В Домодедово провёл в ожидании рейса около часа. Смотрел торговлю и игру, шедшие весьма бойко. Купил два полуподпольных календарика, без красных дат в кирпичиках месяцев, но с накрашенными голыми девицами на обороте. Брюнетка на оттоманке, покрытой персидским ковром, и блондинка с глупой улыбкой, обнимающая ладонями и ногами мохнатую пальму. Обе девочки, согласно последней фототехнической моде, поджали животики, отчего груди их стали вдвое пышнее, и смотрят с вызывающей волнение наглостью: словом, фотограф своё дело знает. Интересно, кому (не японцам ли?) принадлежит идея связать вместе эротику и время, поместив изображения раздетых девиц на календарях? Во всяком случае, есть в этом не лежащий на поверхности и волнующий ум смысл.

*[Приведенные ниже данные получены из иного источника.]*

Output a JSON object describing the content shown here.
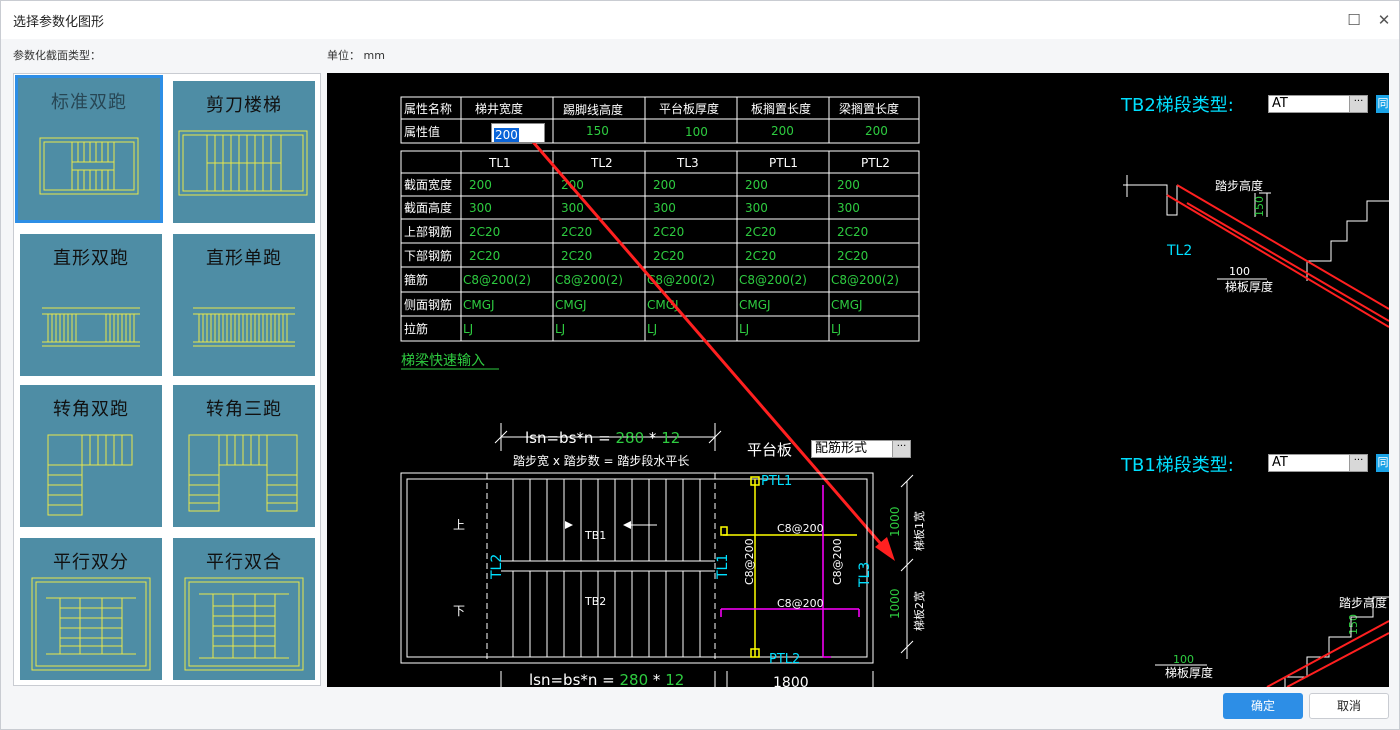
{
  "window": {
    "title": "选择参数化图形",
    "maximize_icon": "maximize-icon",
    "close_icon": "close-icon"
  },
  "labels": {
    "section_type": "参数化截面类型：",
    "unit": "单位： mm"
  },
  "tiles": [
    {
      "name": "标准双跑"
    },
    {
      "name": "剪刀楼梯"
    },
    {
      "name": "直形双跑"
    },
    {
      "name": "直形单跑"
    },
    {
      "name": "转角双跑"
    },
    {
      "name": "转角三跑"
    },
    {
      "name": "平行双分"
    },
    {
      "name": "平行双合"
    }
  ],
  "attr_table": {
    "headers": [
      "属性名称",
      "梯井宽度",
      "踢脚线高度",
      "平台板厚度",
      "板搁置长度",
      "梁搁置长度"
    ],
    "row_label": "属性值",
    "values": [
      "200",
      "150",
      "100",
      "200",
      "200"
    ]
  },
  "beam_table": {
    "columns": [
      "TL1",
      "TL2",
      "TL3",
      "PTL1",
      "PTL2"
    ],
    "rows": [
      {
        "label": "截面宽度",
        "cells": [
          "200",
          "200",
          "200",
          "200",
          "200"
        ]
      },
      {
        "label": "截面高度",
        "cells": [
          "300",
          "300",
          "300",
          "300",
          "300"
        ]
      },
      {
        "label": "上部钢筋",
        "cells": [
          "2C20",
          "2C20",
          "2C20",
          "2C20",
          "2C20"
        ]
      },
      {
        "label": "下部钢筋",
        "cells": [
          "2C20",
          "2C20",
          "2C20",
          "2C20",
          "2C20"
        ]
      },
      {
        "label": "箍筋",
        "cells": [
          "C8@200(2)",
          "C8@200(2)",
          "C8@200(2)",
          "C8@200(2)",
          "C8@200(2)"
        ]
      },
      {
        "label": "侧面钢筋",
        "cells": [
          "CMGJ",
          "CMGJ",
          "CMGJ",
          "CMGJ",
          "CMGJ"
        ]
      },
      {
        "label": "拉筋",
        "cells": [
          "LJ",
          "LJ",
          "LJ",
          "LJ",
          "LJ"
        ]
      }
    ]
  },
  "quick_input": "梯梁快速输入",
  "plan": {
    "formula_prefix": "lsn=bs*n = ",
    "bs": "280",
    "star": " * ",
    "n": "12",
    "formula_note": "踏步宽 x 踏步数 = 踏步段水平长",
    "platform_label": "平台板",
    "platform_value": "配筋形式",
    "up": "上",
    "down": "下",
    "tb1": "TB1",
    "tb2": "TB2",
    "tl1": "TL1",
    "tl2": "TL2",
    "tl3": "TL3",
    "ptl1": "PTL1",
    "ptl2": "PTL2",
    "rebar": "C8@200",
    "dim1": "1000",
    "dim2": "1000",
    "w1": "梯板1宽",
    "w2": "梯板2宽",
    "bottom_width": "1800"
  },
  "tb2_section": {
    "label": "TB2梯段类型:",
    "value": "AT",
    "btn": "同",
    "step_height": "踏步高度",
    "h": "150",
    "thickness": "梯板厚度",
    "t": "100",
    "tl2": "TL2"
  },
  "tb1_section": {
    "label": "TB1梯段类型:",
    "value": "AT",
    "btn": "同",
    "step_height": "踏步高度",
    "h": "150",
    "thickness": "梯板厚度",
    "t": "100"
  },
  "buttons": {
    "ok": "确定",
    "cancel": "取消"
  },
  "colors": {
    "accent": "#2d8ee6",
    "tile": "#4e8da5",
    "cad_bg": "#000000",
    "green": "#2ecc40",
    "yellow": "#ffff00",
    "cyan": "#00e0ff",
    "magenta": "#ff00ff",
    "red": "#ff2020"
  }
}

В Фергану я прилетел за полчаса до наступления комендантского часа. Меня встречали друзья. Надо было здорово торопиться, чтобы успеть пересечь границу с Киргизией, где в одном из зелёных язычков долины, лизнувшем красноватые горы, лежал городишко, являющийся ближайшей целью моего путешествия. Нашу «Волгу» останавливали по пути чуть ли не на всех перекрестках. Удивляло грозное оружие в руках мальчиков, почти подростков – курносые автоматы, напоминавшие о своей «курносой прародительнице», длинные чёрные палки дубинок-демократизаторов и поясные кинжалы в пластиковых коричневых ножнах, последние не изменились ещё со времен моей армейской службы. Шоссе Фергана – Кувасай – Кызыл-Кия через каждые три-четыре километра перегорожено бетонными полустенками, разнесёнными на встречных полосах движения метров на десять так, что машина может провильнуть по такому простейшему лабиринту, только снизив ход практически до полной остановки.